Student Question
Is "Dr. Heidegger's Experiment" a dark comedy? Explain.
Quick answer:
"Dr. Heidegger's Experiment" is a dark comedy, as it uses humor to highlight human folly and the futility of wishing for eternal youth. The story allegorically presents how the guests, despite swearing not to repeat past mistakes, quickly succumb to the same vices when temporarily rejuvenated. The dark humor lies in their failure to learn from past errors and their decision to seek the Fountain of Youth, mocking human tendencies to repeat mistakes.
Think about the function and type of this story. What is the purpose and how is it presented? Clearly, this is a richly allegorical tale to show the futility of wishing for eternal youth and the way that humans inevitably repeat their folly. The purpose of this story therefore has a darkly comic slant when we witness, along with Dr.
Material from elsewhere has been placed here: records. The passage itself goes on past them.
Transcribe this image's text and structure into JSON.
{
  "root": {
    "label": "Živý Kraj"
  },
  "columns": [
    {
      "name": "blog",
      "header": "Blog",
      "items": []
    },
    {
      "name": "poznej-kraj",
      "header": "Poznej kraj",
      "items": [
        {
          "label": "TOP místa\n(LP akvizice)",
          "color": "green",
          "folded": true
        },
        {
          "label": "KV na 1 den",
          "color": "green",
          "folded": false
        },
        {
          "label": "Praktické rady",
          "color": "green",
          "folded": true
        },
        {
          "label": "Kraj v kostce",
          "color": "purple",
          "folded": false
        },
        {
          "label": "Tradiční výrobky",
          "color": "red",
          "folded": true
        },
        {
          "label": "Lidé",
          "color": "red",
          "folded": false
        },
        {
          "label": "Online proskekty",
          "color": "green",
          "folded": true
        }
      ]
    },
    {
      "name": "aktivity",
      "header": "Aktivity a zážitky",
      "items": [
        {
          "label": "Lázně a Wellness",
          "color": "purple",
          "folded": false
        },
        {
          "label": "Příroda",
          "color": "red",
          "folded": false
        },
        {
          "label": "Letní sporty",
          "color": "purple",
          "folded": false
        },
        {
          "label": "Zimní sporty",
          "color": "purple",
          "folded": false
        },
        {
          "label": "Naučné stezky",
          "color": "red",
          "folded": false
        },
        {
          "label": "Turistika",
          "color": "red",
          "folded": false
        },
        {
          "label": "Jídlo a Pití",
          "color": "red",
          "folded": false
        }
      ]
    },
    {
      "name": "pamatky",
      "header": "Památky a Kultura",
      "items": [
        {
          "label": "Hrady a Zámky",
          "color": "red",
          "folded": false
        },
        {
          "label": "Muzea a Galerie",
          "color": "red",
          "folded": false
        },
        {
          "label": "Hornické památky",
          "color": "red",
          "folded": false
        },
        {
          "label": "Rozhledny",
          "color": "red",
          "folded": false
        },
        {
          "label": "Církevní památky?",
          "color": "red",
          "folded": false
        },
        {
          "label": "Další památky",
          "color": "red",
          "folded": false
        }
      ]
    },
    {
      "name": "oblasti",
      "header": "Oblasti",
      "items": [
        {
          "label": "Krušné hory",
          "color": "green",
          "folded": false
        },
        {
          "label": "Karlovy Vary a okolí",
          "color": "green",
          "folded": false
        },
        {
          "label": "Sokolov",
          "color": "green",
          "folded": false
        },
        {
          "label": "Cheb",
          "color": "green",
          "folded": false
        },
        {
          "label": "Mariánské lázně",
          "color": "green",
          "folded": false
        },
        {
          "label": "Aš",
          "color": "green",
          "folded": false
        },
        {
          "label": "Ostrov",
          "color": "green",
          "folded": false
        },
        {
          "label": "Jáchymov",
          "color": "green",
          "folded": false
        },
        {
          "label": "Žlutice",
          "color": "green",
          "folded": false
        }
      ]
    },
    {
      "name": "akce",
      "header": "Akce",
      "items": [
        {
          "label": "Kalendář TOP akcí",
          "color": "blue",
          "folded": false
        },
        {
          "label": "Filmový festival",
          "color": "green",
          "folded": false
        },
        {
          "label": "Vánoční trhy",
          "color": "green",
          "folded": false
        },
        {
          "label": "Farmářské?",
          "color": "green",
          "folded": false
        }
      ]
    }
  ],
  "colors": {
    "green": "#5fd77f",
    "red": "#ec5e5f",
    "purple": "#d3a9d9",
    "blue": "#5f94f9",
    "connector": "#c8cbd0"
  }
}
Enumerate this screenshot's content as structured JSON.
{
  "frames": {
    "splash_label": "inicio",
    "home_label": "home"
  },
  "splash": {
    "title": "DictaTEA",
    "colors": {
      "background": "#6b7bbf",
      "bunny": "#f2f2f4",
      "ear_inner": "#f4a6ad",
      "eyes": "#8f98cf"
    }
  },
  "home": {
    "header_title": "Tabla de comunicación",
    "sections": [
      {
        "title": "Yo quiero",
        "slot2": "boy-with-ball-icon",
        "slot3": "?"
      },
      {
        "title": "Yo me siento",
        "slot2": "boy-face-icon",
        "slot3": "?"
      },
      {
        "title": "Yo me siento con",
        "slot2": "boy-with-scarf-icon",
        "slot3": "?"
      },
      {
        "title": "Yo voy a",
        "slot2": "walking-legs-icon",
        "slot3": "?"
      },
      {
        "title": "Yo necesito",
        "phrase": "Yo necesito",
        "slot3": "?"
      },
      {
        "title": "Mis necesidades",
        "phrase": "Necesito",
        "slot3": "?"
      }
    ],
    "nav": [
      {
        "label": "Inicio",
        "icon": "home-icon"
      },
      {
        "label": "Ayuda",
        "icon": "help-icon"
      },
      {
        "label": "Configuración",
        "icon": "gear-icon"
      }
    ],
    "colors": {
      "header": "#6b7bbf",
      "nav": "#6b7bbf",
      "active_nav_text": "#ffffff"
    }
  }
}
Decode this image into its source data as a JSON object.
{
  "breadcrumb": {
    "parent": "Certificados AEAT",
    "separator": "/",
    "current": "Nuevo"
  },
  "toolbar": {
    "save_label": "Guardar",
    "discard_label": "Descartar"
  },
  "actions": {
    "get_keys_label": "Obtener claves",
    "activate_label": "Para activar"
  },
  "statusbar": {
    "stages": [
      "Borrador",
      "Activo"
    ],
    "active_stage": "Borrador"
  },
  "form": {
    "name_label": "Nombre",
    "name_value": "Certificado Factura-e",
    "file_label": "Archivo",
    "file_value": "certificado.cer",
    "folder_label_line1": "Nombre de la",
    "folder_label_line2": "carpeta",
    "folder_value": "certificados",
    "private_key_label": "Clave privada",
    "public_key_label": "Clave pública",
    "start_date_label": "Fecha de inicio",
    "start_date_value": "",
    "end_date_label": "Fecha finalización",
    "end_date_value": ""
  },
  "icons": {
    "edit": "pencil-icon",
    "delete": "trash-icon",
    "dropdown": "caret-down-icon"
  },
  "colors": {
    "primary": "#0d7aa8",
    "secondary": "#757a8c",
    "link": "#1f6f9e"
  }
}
Heidegger, the four guests swear that they would never repeat the mistakes they committed in their youth only to see them fall into exactly the same kind of vices that ruined them in the first place. Note the way that the guests respond to Dr. Heidegger's recommendation that they take steps to ensure they don't repeat their mistakes:
The doctor's four venerable friends made him no answer, except by a feeble and tremulous laugh; so very ridiculous was the idea that, knowing how closely repentance treads behind the steps of error, they should ever go astray again.
How darkly comic, therefore, that within minutes we see each of them doing precisely this, and then not only this, but when old age reasserts itself, they are blind to what Dr. Heidegger has learnt about the value of age and the benefits of the wisdom that comes with it. This is where the dark humour of the text lies:
But the doctor's four friends had taught no such lesson to themselves. They resolved forthwith to make a pilgrimage to Florida, and quaff at morning, noon, and night, from the Fountain of Youth.
Human folly is exposed and mocked. The humour is of course dark because by laughing at the guests we unwittingly condemn our own tendency to repeat our folly and the way that we, too, have failed to learn the lesson of this story.